The Jets are taking the whole “better lucky than good” thing a little too far. Has any team ever played three straight games like this, never mind won all three? A ridiculous late comeback against Detroit. A fortuitous fumble recovery in overtime that kept them alive for another last-minute touchdown in Cleveland. An inexplicable lapse in deep coverage by Houston in the final minute that let them go 68 yards for the needed touchdown in 45 seconds with no timeouts. It’s time for this team to blow someone out and shut them down; another close win Thursday night at home against the Bengals will make New York the most puzzling 9-2 team in NFL history.
Detroit lost to the Jets in part because Ndamukong Suh missed an extra point after Lions’ kicker Jason Hanson was injured on a play that drew a roughing call. Teams dress an emergency third quarterback for every game; why not allow them a second kicker in case of demonstrated injury?
Glad to see Felix Hernandez get the Cy Young Award he deserved. Hard to argue with any of the non-Gold Glove award choices so far: Buster Posey and Neftali Feliz as Rookies of the Year; Roy Halladay a unanimous Cy Young selection in the NL; Bud Black and Ron Gardenhire for the managing awards. Expect Joey Votto to take the NL MVP (he led the league in slugging and on-base and his Reds won the division, which should give him the edge over Pujols partisans), and Josh Hamilton to win the AL award, though I’d vote for the Yankees’ Robinson Cano.
Kentucky partisans are upset that the NCAA ruled freshman center Enes Kanter permanently ineligible, because he was paid $33,033 in addition to his expenses while playing for a top pro team in his native Turkey.

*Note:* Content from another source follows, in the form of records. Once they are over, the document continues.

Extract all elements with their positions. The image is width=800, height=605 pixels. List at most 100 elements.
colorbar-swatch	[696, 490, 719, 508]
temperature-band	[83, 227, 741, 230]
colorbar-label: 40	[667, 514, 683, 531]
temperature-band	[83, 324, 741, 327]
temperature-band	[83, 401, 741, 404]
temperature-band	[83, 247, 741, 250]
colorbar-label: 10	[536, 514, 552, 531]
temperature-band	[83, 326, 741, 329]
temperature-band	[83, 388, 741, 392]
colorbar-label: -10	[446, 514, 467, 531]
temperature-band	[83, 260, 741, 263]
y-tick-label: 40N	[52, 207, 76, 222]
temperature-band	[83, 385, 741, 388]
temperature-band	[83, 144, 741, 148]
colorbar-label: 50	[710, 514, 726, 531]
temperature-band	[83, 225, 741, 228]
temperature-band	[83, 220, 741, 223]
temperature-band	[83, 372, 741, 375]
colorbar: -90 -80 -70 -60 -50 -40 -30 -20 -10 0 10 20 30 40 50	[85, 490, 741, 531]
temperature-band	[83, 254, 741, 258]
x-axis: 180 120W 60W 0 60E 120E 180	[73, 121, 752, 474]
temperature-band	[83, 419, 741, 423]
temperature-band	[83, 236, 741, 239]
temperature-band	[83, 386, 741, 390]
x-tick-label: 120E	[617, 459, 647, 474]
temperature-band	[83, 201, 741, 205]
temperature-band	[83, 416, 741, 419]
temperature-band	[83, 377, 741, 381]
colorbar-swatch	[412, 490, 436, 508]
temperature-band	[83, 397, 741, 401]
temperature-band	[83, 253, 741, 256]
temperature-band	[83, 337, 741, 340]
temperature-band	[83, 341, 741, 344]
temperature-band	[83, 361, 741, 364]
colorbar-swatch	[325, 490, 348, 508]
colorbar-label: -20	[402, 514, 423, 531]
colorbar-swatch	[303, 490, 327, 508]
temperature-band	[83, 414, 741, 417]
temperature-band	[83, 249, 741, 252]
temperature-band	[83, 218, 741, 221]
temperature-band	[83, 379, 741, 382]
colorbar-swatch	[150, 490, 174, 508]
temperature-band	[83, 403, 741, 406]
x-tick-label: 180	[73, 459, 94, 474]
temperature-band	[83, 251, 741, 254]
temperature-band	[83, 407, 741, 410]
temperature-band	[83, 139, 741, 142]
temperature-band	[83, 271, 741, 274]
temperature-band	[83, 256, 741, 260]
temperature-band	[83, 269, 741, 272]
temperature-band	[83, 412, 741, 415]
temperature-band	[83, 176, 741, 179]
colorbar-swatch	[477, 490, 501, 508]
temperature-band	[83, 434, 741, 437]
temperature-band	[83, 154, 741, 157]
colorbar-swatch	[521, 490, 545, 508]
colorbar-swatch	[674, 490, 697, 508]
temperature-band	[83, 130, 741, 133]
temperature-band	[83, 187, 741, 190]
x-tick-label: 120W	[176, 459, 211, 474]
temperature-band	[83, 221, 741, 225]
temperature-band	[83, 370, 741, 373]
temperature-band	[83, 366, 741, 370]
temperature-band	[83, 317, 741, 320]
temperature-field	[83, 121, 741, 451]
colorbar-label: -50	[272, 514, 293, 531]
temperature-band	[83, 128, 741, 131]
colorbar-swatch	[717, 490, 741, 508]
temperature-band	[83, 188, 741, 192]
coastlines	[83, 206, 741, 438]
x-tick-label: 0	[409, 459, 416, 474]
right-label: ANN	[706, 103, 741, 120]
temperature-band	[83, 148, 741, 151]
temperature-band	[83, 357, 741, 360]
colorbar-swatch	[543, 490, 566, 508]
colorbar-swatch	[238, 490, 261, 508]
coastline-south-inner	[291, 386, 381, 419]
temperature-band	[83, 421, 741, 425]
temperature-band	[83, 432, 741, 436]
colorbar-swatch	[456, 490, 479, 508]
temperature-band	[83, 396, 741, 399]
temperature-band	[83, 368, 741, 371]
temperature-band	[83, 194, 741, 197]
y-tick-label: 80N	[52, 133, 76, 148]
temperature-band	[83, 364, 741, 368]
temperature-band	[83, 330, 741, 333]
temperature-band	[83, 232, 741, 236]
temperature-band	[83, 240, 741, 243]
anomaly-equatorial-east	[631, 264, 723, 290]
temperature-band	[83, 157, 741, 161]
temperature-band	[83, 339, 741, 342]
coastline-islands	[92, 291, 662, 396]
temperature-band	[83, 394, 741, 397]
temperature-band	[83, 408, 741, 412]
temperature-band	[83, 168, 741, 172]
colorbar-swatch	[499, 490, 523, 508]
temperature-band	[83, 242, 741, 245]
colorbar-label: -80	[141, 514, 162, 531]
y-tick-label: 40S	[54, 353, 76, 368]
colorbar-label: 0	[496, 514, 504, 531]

Upon learning that Kanter had played for so little in the past, UK boosters asked to renegotiate his contract.
So much for the Great Raiders Revival. Nation, call me when you beat a decent team on the road, ok?
Same thing for the Miami Heat, actually.
The aforementioned Mr. Suh was flagged for a penalty after tackling Marion Barber by the hair yesterday. There’s no rule against grabbing a ball carrier by the dreads, but the officials mistakenly thought the play was an illegal horse-collar. Replays showed that a later call on a similar Barber tackle by Julian Peterson was a horse-collar as well as a mane violation. Maybe this should be reviewable. Maybe running backs should start wearing breakaway extensions.
Sports Illustrated will announce its Sportsman of the Year on November 30. Drew Brees is certainly a viable candidate, but this should be the year it goes to Mike Krzyzewski. He won his fourth NCAA championship, guided the U.S. to a World Championship, and his coaching had a significant impact on many of the NBA players who were on the team — Rudy Gay, Tyson Chandler, Kevin Love, Lamar Odom, and Russell Westbrook among them. It’s hard to find anyone in any sport who’s been such a positive influence for so long.
Portland hasn’t had the greatest luck with big men, has it? Bill Walton, Sam Bowie, Arvydas Sabonis, now Greg Oden. (Granted, Sabonis was in his thirties when he joined the Blazers, and had already played a lifetime’s worth of games in Europe.) It’s hard not to compare Oden to Bowie, which should serve as a reminder not to write Oden off quite yet. When Bowie was Oden’s age he was still in college; he missed two full years due to injury at age 20 and 21. At least Oden was well paid for his pains. (Wait, what am I thinking? Bowie was at Kentucky.)
Toronto fans walked out of Sunday night’s MLS Cup in large numbers at halftime, which would speak well for their judgment, except for the fact that they had walked in in the first place. They were angry at being forced to buy tickets for the championship game as part of their season package, and somehow weren’t appeased by the opportunity to watch Colorado battle Dallas. Appropriately for soccer fans, they voted with their feet.
With Michael Vick being Michael Vick again, I guess it was time for Vince Young to go back to being Vince Young, with an injury, a tantrum, and some smack talk for his coach. Still, at 5-5, the Titans aren’t out of it in the mediocre AFC South. Jacksonville is 6-4 despite a point differential of minus-50; the 6-4 Colts are being held together by surgical tape; Houston is 4-6 but might have won their last two if the games were 59 minutes.
What exactly has Brad Childress done better than Wade Phillips this year, except squander more talent?
Here’s one possible answer to the “has anyone played consecutive games like these” question from above: The 1970 Oakland Raiders played four consecutive games decided in the last minutes, all featuring heroics by their 43-year-old kicker and backup quarterback George Blanda. First, he hit a 48-yard field goal with three seconds to go to tie Kansas City; then he threw a touchdown pass with 1:36 to go to tie Cleveland, and hit a 52-yard FG for the win; next he hit Fred Biletnikoff with 2:28 left to defeat Denver by five; finally, his 16-yard FG with four seconds left beat San Diego.
Time to turn out the lights, Brett. We’ll try to remember the happier times.